4 Siblings Rescued From Burning Elgin Home

The parents of the two boys and two girls were both working at the time, their mother said

Four children were injured in a house fire in suburban Elgin early Tuesday. 

Two boys and two girls were inside their second-floor home at 318 Division Street when the fire broke out around midnight, officials said. 

The children’s mother, Amy Bishop, told NBC 5 she and her husband were both working when the fire stated. 

“My daughter called me screaming and I couldn’t understand her,” Bishop said. 

It was her two sons, ages 12 and 14, who were first awoken by the blaze. 

“The boys were actually sleeping in the bed that caught fire,” Bishop said. 

Bishop’s two daughters, ages 16 and 19, were located in another area on the home’s second floor at the time. 

When firefighters arrived, the sisters were found hanging out two different second-story windows after becoming trapped by the fast-moving flames, officials said. Crews were then able to use ladders to safely remove the girls from the burning home.   

All four siblings were transported to Presence Saint Joseph Hospital to be treated for injuries including second- and third-degree burns, singed hair, and frostbite to their hands and feet. Bishop said her 19-year-old daughter suffered the most severe injuries: third-degrees burns down her back from the flames. 

“They were completely black, from head to toe,” Bishop said. 

First responders said it could have been worse if it wasn't for a quick-thinking neighbor, Tyrone Strother, who rescued the two boys. 

Strother lives in a first-floor apartment inside the old home, one floor beneath where the fire broke out on the second floor. Strother said it was around the same time that the fire started, around midnight, when he heard screams coming from upstairs and ran to help. 

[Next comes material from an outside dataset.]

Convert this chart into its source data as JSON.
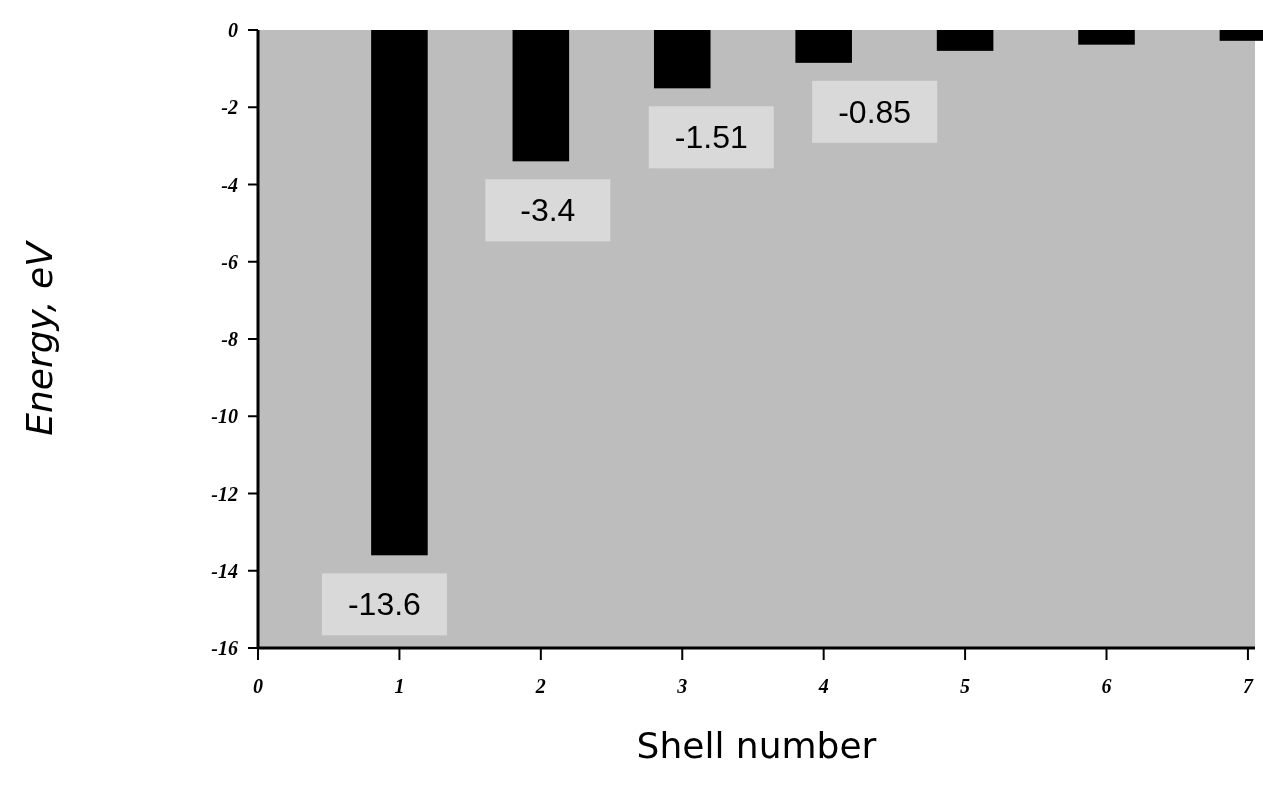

“First I got the younger boy out,” Strother said. “Then I went back upstairs for the older boy because they couldn’t see and they couldn’t find their way through.” 

The children will be okay, Bishop said, but they are “really shaken up.”

“We lost our dog and our bird," Bishop said. "One of our dogs did survive but it’s hard, we have nothing. Everything is gone.”

She also said she might know what could have sparked it. 

“There are electric heaters along the house, all over,” she said. 

Bishop said that although the family barely keeps the heaters on, she thinks one of the heaters located near the mattress got too hot. 

Fire officials said they are still investigating the exact cause.

A GoFundMe campaign has been set up for the family as they begin to rebuild. They are also getting assistance from the Red Cross.

“We’re just going to take it day by day and hope that we recover,” Bishop said. "I'm just grateful our kids are okay."